FRIDAY, JUNE 22, 2018

Microneedle vaccine patches may be more effective than traditional inoculation, report shows

According to research conducted by a team of Emory University and Georgia Tech University scientists, microneedle vaccine patches were more effective at delivering influenza protection in mice than intramuscular or subcutaneous inoculation.

The skin contains a rich network of antigen-presenting cells, which can signal the immune system if attacked. The researchers observed that microneedle skin immunization with the inactivated influenza virus resulted in an increased immune system reaction, Science Daily reports.

Microneedle vaccination may also lead to a prolonged depositing of antigen, which could allow for a more efficient uptake by cells that present antigens.

"Our research reveals new details of the complex but efficient immune response to influenza virus provided by microneedle skin patches," Richard W. Compans, an Emory professor of immunology and microbiology, said, according to Science Daily. "Despite the success of vaccination against influenza, the virus has many subtypes, mutates rapidly and continues to elude complete and long-term protection, and therefore requires annual vaccination with an updated vaccine each year."

Skin immunization led to a local increase in cytokines. Cytokines are important for the recruitment of dendritic cells, monocytes and neutrophils, which are all important in the activation of a strong innate immune response against the influenza virus.
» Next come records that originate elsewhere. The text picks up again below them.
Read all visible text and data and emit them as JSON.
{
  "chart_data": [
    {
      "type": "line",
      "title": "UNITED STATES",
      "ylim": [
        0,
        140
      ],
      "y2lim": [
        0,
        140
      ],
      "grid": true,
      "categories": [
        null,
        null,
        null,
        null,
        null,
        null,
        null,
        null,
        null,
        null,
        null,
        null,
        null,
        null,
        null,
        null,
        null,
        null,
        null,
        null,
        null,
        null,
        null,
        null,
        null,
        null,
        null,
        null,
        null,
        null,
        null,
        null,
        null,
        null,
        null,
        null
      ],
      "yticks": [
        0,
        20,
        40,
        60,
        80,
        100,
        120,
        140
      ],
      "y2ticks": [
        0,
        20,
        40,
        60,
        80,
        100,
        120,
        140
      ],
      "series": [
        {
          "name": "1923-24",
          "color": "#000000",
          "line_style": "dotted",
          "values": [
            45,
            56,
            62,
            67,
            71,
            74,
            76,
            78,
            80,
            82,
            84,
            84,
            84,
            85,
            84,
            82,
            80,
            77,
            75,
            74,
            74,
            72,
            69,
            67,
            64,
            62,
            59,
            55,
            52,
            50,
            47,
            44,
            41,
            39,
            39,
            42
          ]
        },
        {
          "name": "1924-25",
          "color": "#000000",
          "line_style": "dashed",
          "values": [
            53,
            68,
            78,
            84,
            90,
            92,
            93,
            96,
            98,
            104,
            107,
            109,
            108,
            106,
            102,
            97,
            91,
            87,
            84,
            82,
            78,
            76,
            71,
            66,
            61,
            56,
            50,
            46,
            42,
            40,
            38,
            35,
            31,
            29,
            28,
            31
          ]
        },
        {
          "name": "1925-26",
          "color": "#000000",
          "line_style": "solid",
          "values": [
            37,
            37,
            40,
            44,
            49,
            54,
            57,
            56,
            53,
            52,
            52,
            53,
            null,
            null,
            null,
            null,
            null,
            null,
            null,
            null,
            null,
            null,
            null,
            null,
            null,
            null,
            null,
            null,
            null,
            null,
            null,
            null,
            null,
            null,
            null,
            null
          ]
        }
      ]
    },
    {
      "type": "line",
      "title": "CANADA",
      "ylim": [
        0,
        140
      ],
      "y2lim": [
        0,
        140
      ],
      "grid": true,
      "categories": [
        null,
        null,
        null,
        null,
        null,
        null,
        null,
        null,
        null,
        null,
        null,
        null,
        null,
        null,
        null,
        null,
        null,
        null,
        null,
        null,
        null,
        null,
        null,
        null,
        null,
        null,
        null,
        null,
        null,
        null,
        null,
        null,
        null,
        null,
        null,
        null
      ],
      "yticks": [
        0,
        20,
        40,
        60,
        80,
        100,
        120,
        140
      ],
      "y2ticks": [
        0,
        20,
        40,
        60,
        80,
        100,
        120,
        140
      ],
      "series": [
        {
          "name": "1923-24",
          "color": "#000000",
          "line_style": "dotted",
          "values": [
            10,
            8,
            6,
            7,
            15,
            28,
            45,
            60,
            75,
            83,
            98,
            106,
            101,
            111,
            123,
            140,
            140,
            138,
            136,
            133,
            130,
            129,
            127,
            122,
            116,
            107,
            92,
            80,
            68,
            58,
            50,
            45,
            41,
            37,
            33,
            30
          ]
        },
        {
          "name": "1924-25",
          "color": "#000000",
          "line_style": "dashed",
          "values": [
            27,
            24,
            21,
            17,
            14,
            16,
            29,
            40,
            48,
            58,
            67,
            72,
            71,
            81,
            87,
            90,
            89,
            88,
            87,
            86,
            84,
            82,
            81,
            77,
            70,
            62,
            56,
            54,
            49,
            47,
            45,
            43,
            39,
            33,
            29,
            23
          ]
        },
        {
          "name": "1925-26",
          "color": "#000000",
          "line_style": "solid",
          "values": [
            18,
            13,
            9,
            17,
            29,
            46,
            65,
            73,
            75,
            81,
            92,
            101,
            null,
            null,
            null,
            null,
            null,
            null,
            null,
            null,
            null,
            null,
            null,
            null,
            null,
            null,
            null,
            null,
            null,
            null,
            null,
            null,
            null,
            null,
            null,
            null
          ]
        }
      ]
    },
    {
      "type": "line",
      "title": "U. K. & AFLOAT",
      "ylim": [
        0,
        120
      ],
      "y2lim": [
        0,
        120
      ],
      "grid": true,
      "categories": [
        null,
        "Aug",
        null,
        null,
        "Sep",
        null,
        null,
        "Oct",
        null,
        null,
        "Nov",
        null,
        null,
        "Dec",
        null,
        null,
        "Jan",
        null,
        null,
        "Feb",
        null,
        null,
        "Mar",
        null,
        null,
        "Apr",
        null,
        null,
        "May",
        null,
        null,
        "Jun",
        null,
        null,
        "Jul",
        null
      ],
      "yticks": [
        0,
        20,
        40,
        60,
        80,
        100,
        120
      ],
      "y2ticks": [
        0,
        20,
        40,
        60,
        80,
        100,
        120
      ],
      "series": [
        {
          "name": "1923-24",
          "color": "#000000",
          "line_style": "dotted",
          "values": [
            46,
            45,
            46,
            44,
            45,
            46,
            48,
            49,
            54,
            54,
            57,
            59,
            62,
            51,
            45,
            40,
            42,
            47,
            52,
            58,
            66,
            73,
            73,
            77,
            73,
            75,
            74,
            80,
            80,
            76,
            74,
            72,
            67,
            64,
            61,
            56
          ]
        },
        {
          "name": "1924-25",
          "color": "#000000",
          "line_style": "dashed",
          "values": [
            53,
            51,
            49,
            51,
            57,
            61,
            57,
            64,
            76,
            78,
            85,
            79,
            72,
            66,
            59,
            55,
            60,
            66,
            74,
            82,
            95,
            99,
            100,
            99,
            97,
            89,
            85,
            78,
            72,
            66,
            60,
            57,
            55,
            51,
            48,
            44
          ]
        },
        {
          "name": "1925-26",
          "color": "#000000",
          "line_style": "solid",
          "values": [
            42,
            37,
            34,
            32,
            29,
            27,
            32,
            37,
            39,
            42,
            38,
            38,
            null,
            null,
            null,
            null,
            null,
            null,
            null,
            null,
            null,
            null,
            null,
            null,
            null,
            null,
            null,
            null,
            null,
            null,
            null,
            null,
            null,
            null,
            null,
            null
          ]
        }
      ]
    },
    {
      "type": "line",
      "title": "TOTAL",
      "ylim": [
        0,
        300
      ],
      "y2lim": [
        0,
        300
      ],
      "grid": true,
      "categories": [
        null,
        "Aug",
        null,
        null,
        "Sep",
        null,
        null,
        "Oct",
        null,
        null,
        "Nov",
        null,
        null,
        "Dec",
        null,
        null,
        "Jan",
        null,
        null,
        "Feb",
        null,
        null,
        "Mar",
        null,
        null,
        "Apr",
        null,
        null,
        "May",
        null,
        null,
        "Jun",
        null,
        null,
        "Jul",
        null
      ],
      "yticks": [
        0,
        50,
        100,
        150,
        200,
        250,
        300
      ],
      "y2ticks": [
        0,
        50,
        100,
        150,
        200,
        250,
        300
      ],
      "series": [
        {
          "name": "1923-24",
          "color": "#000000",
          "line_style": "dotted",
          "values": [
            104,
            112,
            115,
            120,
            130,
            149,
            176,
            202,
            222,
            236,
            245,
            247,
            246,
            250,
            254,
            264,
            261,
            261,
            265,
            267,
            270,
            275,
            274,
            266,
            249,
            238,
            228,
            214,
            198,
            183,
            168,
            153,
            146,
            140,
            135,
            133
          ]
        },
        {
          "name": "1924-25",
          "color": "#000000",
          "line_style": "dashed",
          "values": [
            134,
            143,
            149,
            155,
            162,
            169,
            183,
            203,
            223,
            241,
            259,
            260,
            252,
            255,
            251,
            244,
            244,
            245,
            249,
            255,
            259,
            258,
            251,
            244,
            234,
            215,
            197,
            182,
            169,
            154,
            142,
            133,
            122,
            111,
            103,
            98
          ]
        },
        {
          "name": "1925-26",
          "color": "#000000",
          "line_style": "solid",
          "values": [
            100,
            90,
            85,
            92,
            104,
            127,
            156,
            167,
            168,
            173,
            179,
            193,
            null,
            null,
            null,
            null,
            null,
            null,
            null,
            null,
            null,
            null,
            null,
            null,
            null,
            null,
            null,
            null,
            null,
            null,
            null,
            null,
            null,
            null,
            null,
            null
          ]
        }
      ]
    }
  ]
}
"New vaccine formulations and delivery methods such as vaccine-coated microneedle patches could provide an improved protective response, which would be of particular benefit to those at high risk of related complications," Compans said, according to Science Daily. "Vaccine delivery to the skin by microneedles is painless, and offers other advantages such as eliminating potential risks due to use of hypodermic needles."

The research was supported by grants from the National Institute of Biomedical Imaging and Bioengineering and the National Institute of Allergy and Infectious Diseases.